Rowe: It’s such a fast-evolving profession, isn’t it? The skills shortage has no doubt been exacerbated due to Covid and will again be exacerbated as people come out of lockdown and start to move around again. It’s something most CISOs have been dealing with for a long time and have employed various approaches to retain and attract cybersecurity talent.

For me, one of the key elements I see to growing and developing a really good cybersecurity team is to have a multi-disciplinary team who can do many, many things well.

 

If you are hiring inquisitive, high-performing and diverse minds, you end up with a team that can tackle whatever problem comes next. And, ideally, you’ll end up in the long-term with a team or a set of teams who actively learn from each other and become stronger together and be able to compensate if there’s some particular weaknesses or some strengths in different areas.

The other thing about having diverse teams – and, of course, this is because I came from an area outside of cyber – but cyber is about people as much as it is about technology. You need to be able to have that diverse set of thinking and skillsets to be able to bring to the all-pervasive cyber question and the cyber landscape.

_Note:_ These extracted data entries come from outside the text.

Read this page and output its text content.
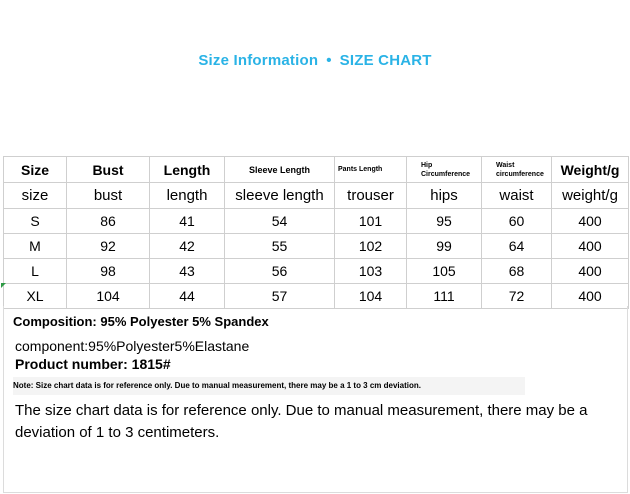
Size Information • SIZE CHART
Size	Bust	Length	Sleeve Length	Pants Length	Hip Circumference	Waist circumference	Weight/g
size	bust	length	sleeve length	trouser	hips	waist	weight/g
S	86	41	54	101	95	60	400
M	92	42	55	102	99	64	400
L	98	43	56	103	105	68	400
XL	104	44	57	104	111	72	400
Composition: 95% Polyester 5% Spandex
component:95%Polyester5%Elastane
Product number: 1815#
Note: Size chart data is for reference only. Due to manual measurement, there may be a 1 to 3 cm deviation.
The size chart data is for reference only. Due to manual measurement, there may be a deviation of 1 to 3 centimeters.
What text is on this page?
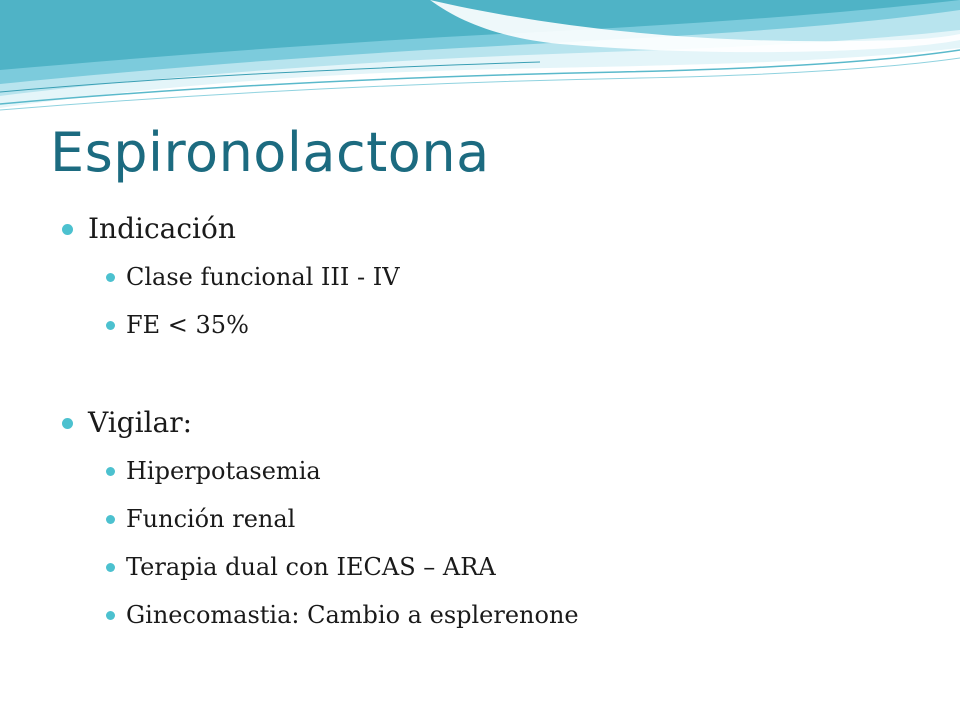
Espironolactona
Indicación
Clase funcional III - IV
FE < 35%
Vigilar:
Hiperpotasemia
Función renal
Terapia dual con IECAS – ARA
Ginecomastia: Cambio a esplerenone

Diverse teams really work better because you don’t end up with this groupthink mentality, and you’ve got a whole range of different ideas that are brought to the table to solve really quite complex problems. That’s really critical in a dynamic cyber landscape.

 

FST Media: Certainly! This discussion has really shown that. Tech’s hardly been mentioned; it’s about people and the way that people are handled within this scope.

Rowe: You need every skill! You need skilful communication; you need really deep technical subject matter expertise; you need the ability to manage delicate relationships; you need to be able to talk the right talk for the business. No longer is it just about having deep technical subject matter expertise. In also in having a very broad skill set.

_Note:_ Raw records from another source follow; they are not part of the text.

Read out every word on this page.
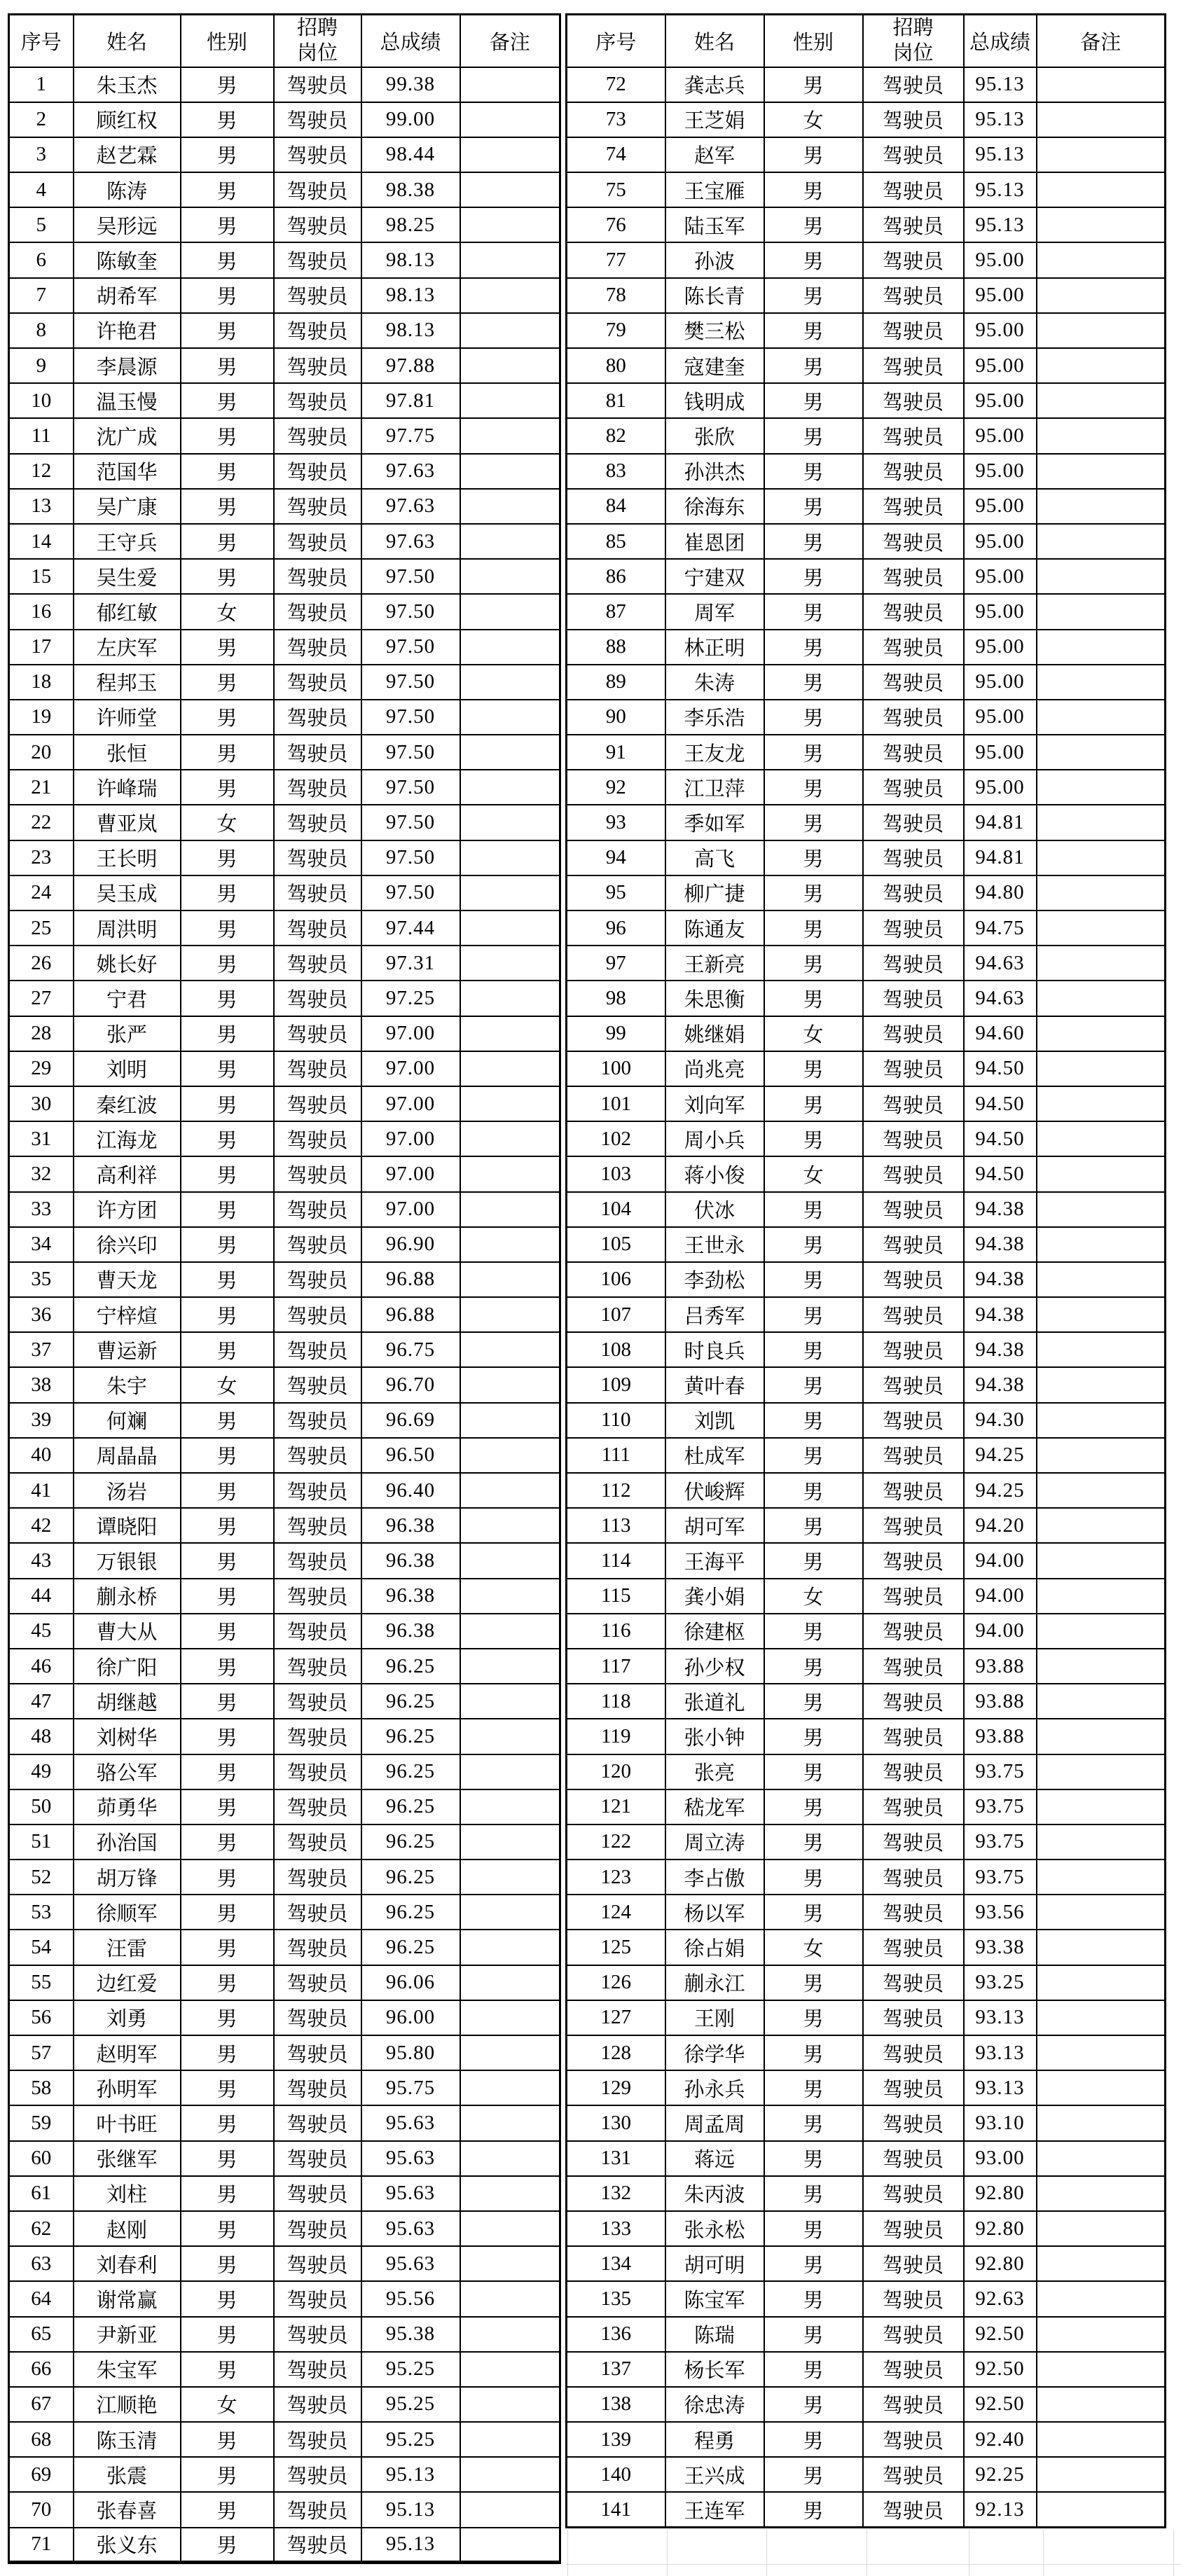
序号	姓名	性别	招聘岗位	总成绩	备注
1	朱玉杰	男	驾驶员	99.38	
2	顾红权	男	驾驶员	99.00	
3	赵艺霖	男	驾驶员	98.44	
4	陈涛	男	驾驶员	98.38	
5	吴形远	男	驾驶员	98.25	
6	陈敏奎	男	驾驶员	98.13	
7	胡希军	男	驾驶员	98.13	
8	许艳君	男	驾驶员	98.13	
9	李晨源	男	驾驶员	97.88	
10	温玉慢	男	驾驶员	97.81	
11	沈广成	男	驾驶员	97.75	
12	范国华	男	驾驶员	97.63	
13	吴广康	男	驾驶员	97.63	
14	王守兵	男	驾驶员	97.63	
15	吴生爱	男	驾驶员	97.50	
16	郁红敏	女	驾驶员	97.50	
17	左庆军	男	驾驶员	97.50	
18	程邦玉	男	驾驶员	97.50	
19	许师堂	男	驾驶员	97.50	
20	张恒	男	驾驶员	97.50	
21	许峰瑞	男	驾驶员	97.50	
22	曹亚岚	女	驾驶员	97.50	
23	王长明	男	驾驶员	97.50	
24	吴玉成	男	驾驶员	97.50	
25	周洪明	男	驾驶员	97.44	
26	姚长好	男	驾驶员	97.31	
27	宁君	男	驾驶员	97.25	
28	张严	男	驾驶员	97.00	
29	刘明	男	驾驶员	97.00	
30	秦红波	男	驾驶员	97.00	
31	江海龙	男	驾驶员	97.00	
32	高利祥	男	驾驶员	97.00	
33	许方团	男	驾驶员	97.00	
34	徐兴印	男	驾驶员	96.90	
35	曹天龙	男	驾驶员	96.88	
36	宁梓煊	男	驾驶员	96.88	
37	曹运新	男	驾驶员	96.75	
38	朱宇	女	驾驶员	96.70	
39	何斓	男	驾驶员	96.69	
40	周晶晶	男	驾驶员	96.50	
41	汤岩	男	驾驶员	96.40	
42	谭晓阳	男	驾驶员	96.38	
43	万银银	男	驾驶员	96.38	
44	蒯永桥	男	驾驶员	96.38	
45	曹大从	男	驾驶员	96.38	
46	徐广阳	男	驾驶员	96.25	
47	胡继越	男	驾驶员	96.25	
48	刘树华	男	驾驶员	96.25	
49	骆公军	男	驾驶员	96.25	
50	茆勇华	男	驾驶员	96.25	
51	孙治国	男	驾驶员	96.25	
52	胡万锋	男	驾驶员	96.25	
53	徐顺军	男	驾驶员	96.25	
54	汪雷	男	驾驶员	96.25	
55	边红爱	男	驾驶员	96.06	
56	刘勇	男	驾驶员	96.00	
57	赵明军	男	驾驶员	95.80	
58	孙明军	男	驾驶员	95.75	
59	叶书旺	男	驾驶员	95.63	
60	张继军	男	驾驶员	95.63	
61	刘柱	男	驾驶员	95.63	
62	赵刚	男	驾驶员	95.63	
63	刘春利	男	驾驶员	95.63	
64	谢常赢	男	驾驶员	95.56	
65	尹新亚	男	驾驶员	95.38	
66	朱宝军	男	驾驶员	95.25	
67	江顺艳	女	驾驶员	95.25	
68	陈玉清	男	驾驶员	95.25	
69	张震	男	驾驶员	95.13	
70	张春喜	男	驾驶员	95.13	
71	张义东	男	驾驶员	95.13	
序号	姓名	性别	招聘岗位	总成绩	备注
72	龚志兵	男	驾驶员	95.13	
73	王芝娟	女	驾驶员	95.13	
74	赵军	男	驾驶员	95.13	
75	王宝雁	男	驾驶员	95.13	
76	陆玉军	男	驾驶员	95.13	
77	孙波	男	驾驶员	95.00	
78	陈长青	男	驾驶员	95.00	
79	樊三松	男	驾驶员	95.00	
80	寇建奎	男	驾驶员	95.00	
81	钱明成	男	驾驶员	95.00	
82	张欣	男	驾驶员	95.00	
83	孙洪杰	男	驾驶员	95.00	
84	徐海东	男	驾驶员	95.00	
85	崔恩团	男	驾驶员	95.00	
86	宁建双	男	驾驶员	95.00	
87	周军	男	驾驶员	95.00	
88	林正明	男	驾驶员	95.00	
89	朱涛	男	驾驶员	95.00	
90	李乐浩	男	驾驶员	95.00	
91	王友龙	男	驾驶员	95.00	
92	江卫萍	男	驾驶员	95.00	
93	季如军	男	驾驶员	94.81	
94	高飞	男	驾驶员	94.81	
95	柳广捷	男	驾驶员	94.80	
96	陈通友	男	驾驶员	94.75	
97	王新亮	男	驾驶员	94.63	
98	朱思衡	男	驾驶员	94.63	
99	姚继娟	女	驾驶员	94.60	
100	尚兆亮	男	驾驶员	94.50	
101	刘向军	男	驾驶员	94.50	
102	周小兵	男	驾驶员	94.50	
103	蒋小俊	女	驾驶员	94.50	
104	伏冰	男	驾驶员	94.38	
105	王世永	男	驾驶员	94.38	
106	李劲松	男	驾驶员	94.38	
107	吕秀军	男	驾驶员	94.38	
108	时良兵	男	驾驶员	94.38	
109	黄叶春	男	驾驶员	94.38	
110	刘凯	男	驾驶员	94.30	
111	杜成军	男	驾驶员	94.25	
112	伏峻辉	男	驾驶员	94.25	
113	胡可军	男	驾驶员	94.20	
114	王海平	男	驾驶员	94.00	
115	龚小娟	女	驾驶员	94.00	
116	徐建枢	男	驾驶员	94.00	
117	孙少权	男	驾驶员	93.88	
118	张道礼	男	驾驶员	93.88	
119	张小钟	男	驾驶员	93.88	
120	张亮	男	驾驶员	93.75	
121	嵇龙军	男	驾驶员	93.75	
122	周立涛	男	驾驶员	93.75	
123	李占傲	男	驾驶员	93.75	
124	杨以军	男	驾驶员	93.56	
125	徐占娟	女	驾驶员	93.38	
126	蒯永江	男	驾驶员	93.25	
127	王刚	男	驾驶员	93.13	
128	徐学华	男	驾驶员	93.13	
129	孙永兵	男	驾驶员	93.13	
130	周孟周	男	驾驶员	93.10	
131	蒋远	男	驾驶员	93.00	
132	朱丙波	男	驾驶员	92.80	
133	张永松	男	驾驶员	92.80	
134	胡可明	男	驾驶员	92.80	
135	陈宝军	男	驾驶员	92.63	
136	陈瑞	男	驾驶员	92.50	
137	杨长军	男	驾驶员	92.50	
138	徐忠涛	男	驾驶员	92.50	
139	程勇	男	驾驶员	92.40	
140	王兴成	男	驾驶员	92.25	
141	王连军	男	驾驶员	92.13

The one thing as well, though, as the landscape evolves within cybersecurity, professionals’ skills are just moving so fast. It’s a highly desired profession; the cohort that’s coming through now out of university is exceptional, and it’s really important that we support them in their professional journey. The way we can do this is by making sure that they’ve got promotions, rotations, cross-skilling amongst different disciplines. Take a cybersecurity consultant and put them into risk for a while. Take another and put them into comms and make sure that they have to be able to talk to the business.

This mixing and matching and being able to leverage each other’s strengths is really where we’ll see some effective inroads into unlocking this cybersecurity talent pool.


Catherine Rowe was a featured speaker at the Future of Security, Melbourne 2021 virtual conference on 25-26 November 2021.